Smoking cessation results in a decrease in precancerous lesions and a reduction in the risk of developing lung cancer. Former smokers continue to have an elevated risk for lung cancer for years after quitting. Asbestos exposure may exert a synergistic effect of cigarette smoking on the lung cancer risk.[4]

Prevention

A significant number of patients cured of their smoking-related lung cancer may develop a second malignancy. In the Lung Cancer Study Group trial of 907 patients with stage T1, N0 resected tumors, the rate was 1.8% per year for nonpulmonary second cancers and 1.6% per year for new lung cancers.[5] Other studies have reported even higher risks of second tumors in long-term survivors, including rates of 10% for second lung cancers and 20% for all second cancers.[6]
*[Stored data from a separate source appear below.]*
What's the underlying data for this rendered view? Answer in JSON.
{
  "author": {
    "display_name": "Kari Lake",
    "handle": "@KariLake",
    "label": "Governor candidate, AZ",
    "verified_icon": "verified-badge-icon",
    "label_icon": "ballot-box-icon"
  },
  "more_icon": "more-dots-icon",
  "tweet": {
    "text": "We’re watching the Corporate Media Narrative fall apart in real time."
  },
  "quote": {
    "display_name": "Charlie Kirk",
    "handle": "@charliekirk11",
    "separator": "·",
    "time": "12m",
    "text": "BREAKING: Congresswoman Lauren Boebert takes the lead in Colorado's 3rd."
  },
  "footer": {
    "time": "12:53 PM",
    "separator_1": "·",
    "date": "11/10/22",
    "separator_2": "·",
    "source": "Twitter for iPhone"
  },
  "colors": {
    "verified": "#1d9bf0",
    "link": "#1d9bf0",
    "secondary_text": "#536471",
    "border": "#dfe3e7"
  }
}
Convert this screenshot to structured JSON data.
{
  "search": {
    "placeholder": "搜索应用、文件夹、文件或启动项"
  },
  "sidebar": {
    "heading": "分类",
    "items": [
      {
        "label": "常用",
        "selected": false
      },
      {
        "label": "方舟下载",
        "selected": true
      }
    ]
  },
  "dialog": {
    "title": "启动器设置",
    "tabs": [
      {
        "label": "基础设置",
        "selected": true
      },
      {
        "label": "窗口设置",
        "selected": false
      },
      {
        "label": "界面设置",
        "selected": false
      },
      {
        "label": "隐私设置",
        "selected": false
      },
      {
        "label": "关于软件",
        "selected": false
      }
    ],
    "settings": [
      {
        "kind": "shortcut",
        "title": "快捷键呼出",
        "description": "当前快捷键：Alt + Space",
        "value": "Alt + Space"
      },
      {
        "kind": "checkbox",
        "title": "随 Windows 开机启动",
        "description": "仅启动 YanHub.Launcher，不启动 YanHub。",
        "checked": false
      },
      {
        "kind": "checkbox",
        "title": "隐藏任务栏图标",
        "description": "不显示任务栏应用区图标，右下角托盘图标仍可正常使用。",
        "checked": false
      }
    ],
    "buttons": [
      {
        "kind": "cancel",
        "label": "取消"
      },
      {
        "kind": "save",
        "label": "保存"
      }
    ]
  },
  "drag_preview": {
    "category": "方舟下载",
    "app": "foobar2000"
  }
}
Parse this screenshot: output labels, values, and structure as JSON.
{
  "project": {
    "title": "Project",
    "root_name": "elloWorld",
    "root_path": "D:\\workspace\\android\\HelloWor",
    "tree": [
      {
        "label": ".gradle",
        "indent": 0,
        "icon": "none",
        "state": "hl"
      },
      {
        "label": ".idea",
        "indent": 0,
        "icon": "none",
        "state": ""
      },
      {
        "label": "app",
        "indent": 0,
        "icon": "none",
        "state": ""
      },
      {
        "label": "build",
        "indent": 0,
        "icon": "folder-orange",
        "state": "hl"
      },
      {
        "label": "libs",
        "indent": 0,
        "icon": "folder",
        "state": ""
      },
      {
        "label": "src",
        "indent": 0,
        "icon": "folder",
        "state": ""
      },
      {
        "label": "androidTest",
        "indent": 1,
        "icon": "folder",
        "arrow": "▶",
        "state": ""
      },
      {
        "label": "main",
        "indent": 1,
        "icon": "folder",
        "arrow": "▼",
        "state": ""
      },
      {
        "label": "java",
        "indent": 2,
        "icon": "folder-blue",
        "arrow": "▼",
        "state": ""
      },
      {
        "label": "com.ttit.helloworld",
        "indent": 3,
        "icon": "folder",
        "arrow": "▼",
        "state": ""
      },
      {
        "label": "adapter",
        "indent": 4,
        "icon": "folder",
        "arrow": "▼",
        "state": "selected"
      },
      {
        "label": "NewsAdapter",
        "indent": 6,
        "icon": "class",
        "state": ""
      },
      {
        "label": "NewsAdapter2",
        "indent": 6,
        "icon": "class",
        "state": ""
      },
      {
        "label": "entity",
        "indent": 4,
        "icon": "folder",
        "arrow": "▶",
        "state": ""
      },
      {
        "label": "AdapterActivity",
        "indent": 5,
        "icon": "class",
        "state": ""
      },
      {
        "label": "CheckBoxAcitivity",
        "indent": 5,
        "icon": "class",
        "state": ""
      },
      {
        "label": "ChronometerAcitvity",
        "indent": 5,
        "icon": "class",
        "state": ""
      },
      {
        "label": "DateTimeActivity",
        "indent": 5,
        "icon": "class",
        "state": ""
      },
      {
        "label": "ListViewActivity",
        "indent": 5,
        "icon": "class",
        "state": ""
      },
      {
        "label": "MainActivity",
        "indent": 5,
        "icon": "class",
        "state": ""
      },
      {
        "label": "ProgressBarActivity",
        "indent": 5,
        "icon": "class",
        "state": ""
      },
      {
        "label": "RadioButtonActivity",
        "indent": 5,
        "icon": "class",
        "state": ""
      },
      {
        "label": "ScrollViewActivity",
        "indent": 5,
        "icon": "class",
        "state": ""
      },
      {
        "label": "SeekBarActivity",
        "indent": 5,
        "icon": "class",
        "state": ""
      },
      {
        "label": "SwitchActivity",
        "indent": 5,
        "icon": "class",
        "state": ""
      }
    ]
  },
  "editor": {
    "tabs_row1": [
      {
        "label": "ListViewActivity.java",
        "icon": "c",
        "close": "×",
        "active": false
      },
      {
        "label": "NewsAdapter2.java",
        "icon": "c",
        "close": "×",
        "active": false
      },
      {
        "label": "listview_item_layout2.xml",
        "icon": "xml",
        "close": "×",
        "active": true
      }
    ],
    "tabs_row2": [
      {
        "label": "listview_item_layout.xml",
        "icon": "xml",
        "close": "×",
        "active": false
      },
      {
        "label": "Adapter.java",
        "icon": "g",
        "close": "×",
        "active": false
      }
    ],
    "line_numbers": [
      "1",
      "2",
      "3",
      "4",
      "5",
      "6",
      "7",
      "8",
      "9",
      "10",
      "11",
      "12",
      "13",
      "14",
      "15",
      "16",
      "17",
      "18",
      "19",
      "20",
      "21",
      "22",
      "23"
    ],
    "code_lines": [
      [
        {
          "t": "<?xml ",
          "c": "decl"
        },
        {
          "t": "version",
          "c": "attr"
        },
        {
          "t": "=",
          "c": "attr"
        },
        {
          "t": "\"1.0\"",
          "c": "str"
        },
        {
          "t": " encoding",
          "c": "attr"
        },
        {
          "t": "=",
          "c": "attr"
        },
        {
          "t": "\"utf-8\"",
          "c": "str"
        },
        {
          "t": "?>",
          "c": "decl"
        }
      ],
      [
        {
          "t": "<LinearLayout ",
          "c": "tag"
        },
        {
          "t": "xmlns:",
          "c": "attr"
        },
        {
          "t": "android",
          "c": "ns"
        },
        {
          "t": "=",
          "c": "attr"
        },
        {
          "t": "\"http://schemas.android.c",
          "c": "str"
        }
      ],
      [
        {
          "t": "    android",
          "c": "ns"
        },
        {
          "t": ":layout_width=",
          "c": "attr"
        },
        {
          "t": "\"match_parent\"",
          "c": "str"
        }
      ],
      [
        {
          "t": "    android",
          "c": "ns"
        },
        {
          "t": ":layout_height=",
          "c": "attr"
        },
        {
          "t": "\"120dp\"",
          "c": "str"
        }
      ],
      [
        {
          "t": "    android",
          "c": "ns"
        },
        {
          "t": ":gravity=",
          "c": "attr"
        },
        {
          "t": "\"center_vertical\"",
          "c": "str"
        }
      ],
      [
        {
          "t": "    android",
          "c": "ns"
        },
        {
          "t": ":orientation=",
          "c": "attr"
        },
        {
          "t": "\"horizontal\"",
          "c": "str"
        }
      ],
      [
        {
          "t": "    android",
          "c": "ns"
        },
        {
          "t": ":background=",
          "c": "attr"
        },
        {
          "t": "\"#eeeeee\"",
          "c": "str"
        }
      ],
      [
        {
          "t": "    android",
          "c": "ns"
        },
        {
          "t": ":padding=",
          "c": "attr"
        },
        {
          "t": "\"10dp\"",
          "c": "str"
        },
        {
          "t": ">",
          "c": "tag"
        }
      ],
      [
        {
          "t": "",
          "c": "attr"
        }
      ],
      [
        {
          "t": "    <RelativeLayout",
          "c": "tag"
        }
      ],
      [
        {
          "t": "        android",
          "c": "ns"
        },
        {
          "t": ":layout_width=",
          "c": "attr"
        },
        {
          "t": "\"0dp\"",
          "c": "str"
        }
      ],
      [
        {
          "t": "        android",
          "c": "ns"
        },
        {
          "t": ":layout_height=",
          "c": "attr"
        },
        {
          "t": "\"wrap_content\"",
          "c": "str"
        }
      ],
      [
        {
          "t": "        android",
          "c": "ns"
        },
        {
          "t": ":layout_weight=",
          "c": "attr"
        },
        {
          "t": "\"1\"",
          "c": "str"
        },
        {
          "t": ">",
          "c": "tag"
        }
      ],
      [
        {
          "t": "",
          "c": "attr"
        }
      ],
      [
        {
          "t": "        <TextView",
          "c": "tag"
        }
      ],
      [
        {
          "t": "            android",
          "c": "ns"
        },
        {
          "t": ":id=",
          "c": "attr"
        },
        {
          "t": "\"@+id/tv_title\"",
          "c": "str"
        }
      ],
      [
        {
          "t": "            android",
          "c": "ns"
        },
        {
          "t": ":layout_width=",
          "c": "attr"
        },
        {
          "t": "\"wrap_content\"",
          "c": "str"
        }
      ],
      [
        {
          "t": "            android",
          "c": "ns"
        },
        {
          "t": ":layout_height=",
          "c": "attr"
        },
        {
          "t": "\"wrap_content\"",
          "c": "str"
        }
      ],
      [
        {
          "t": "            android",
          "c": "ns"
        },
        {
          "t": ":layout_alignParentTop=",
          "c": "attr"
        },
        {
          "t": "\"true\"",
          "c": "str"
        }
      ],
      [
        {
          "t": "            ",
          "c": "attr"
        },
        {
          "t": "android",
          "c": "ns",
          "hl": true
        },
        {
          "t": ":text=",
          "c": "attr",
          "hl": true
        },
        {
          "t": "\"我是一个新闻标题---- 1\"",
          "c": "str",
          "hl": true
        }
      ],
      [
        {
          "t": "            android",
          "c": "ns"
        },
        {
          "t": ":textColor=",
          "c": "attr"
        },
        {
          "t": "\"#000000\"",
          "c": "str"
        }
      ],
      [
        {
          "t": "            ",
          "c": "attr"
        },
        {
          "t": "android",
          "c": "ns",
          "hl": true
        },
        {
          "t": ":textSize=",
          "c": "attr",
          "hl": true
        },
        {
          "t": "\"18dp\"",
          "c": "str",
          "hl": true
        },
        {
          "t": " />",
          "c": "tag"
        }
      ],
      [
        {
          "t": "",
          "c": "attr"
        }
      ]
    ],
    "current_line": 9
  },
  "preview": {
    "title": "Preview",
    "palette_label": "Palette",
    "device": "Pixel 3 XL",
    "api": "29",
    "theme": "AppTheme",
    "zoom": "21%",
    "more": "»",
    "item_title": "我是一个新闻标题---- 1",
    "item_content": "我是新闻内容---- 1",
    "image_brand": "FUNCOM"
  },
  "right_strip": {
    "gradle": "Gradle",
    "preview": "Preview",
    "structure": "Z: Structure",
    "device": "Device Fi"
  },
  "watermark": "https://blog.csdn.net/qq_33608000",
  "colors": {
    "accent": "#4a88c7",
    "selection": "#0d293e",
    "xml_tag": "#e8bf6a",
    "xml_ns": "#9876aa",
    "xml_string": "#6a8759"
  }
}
Because of the persistent risk of developing second lung cancers in former smokers, various chemoprevention strategies have been evaluated in randomized control trials. None of the phase III trials with the agents beta carotene, retinol, 13-cis-retinoic acid, [alpha]-tocopherol, N-acetylcysteine, or acetylsalicylic acid has demonstrated beneficial, reproducible results.[7,8,9,10,11][Level of evidence: 1iiA] Chemoprevention of second primary cancers of the upper aerodigestive tract is undergoing clinical evaluation in patients with early-stage lung cancer.